To have an effective UAM framework requires cooperation from multiple departments. HR, for example, needs to provide the list of who is in the organization, when people leave. You need a clear system inventory.
Even the way to structure requests needs consideration, especially as many sites and tools have moved toward role-based account management.
Once the structure is in place, the actual request framework can begin. A number of details should be identified in each request, enough to reconstruct four years later when your new sysadmin is preparing to transition an application to a new server, “Why are there active accounts named jsmith and dsix on this server with full access to oracle?” Avoiding such situations because jsmith left the company three years ago and dsix was a user who transferred to another department last year and never was supposed to have access to oracle is also critical.

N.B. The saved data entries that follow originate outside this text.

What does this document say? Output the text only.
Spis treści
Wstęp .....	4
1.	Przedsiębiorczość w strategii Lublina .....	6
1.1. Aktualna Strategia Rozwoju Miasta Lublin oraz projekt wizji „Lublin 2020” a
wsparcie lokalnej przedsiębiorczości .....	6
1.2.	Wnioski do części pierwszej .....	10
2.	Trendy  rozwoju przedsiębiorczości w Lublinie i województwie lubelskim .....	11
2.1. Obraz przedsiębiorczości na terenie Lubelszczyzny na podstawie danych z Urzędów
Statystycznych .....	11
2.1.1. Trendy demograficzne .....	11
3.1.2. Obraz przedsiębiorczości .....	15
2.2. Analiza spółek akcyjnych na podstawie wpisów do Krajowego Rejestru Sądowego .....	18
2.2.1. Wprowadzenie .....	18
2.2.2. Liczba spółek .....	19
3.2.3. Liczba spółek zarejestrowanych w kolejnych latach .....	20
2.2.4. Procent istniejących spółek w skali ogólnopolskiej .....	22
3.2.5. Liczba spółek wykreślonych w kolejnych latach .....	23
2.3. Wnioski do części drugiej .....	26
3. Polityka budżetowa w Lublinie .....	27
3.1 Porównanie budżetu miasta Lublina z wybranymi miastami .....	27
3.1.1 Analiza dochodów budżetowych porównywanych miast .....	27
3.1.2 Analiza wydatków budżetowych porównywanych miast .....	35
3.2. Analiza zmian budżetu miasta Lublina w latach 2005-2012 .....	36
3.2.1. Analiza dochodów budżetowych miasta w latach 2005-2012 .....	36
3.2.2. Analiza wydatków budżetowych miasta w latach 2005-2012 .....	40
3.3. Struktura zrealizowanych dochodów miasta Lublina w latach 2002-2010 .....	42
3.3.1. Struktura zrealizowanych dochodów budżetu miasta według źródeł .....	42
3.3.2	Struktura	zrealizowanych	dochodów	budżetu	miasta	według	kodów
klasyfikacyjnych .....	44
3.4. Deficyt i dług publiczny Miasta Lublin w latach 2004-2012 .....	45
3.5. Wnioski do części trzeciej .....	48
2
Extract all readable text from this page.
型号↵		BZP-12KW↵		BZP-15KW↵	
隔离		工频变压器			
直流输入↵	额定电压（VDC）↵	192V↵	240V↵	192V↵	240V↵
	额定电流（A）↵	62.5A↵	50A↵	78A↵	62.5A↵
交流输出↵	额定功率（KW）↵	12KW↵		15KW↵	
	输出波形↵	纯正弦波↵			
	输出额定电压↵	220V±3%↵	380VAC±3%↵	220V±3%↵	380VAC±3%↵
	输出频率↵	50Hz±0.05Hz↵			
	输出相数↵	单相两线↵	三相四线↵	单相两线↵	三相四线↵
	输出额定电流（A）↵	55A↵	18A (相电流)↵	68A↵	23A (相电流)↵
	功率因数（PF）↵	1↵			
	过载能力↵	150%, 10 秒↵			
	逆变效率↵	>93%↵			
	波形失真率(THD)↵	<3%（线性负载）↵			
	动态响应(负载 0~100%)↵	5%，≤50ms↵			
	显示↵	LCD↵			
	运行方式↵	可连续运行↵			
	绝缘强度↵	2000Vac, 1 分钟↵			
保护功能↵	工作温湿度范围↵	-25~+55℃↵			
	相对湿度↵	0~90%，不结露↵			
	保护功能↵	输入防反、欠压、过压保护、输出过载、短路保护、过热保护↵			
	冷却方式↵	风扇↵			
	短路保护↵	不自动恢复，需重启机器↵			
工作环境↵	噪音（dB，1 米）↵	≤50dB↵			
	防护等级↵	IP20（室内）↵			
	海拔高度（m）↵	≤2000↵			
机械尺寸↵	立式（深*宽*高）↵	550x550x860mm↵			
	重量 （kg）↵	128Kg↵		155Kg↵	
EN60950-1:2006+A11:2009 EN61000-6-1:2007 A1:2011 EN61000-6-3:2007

Account provisioning, which many people suggest using Active Directory for, has many caveats; even though for many, AD may be the right choice, it isn’t always the right choice. Authentication also needs to be considered. Passwords are a constant bane of users and support staff alike, despite their long tradition. The FTE hour cost of supporting passwords with the inevitable forgotten passwords every week may cause those alternative solutions, even pricier options like hardware tokens, to look quite attractive.
Above all, when building a UAM framework, sit down, think about each step in the process, and get management support. This isn’t an easy problem.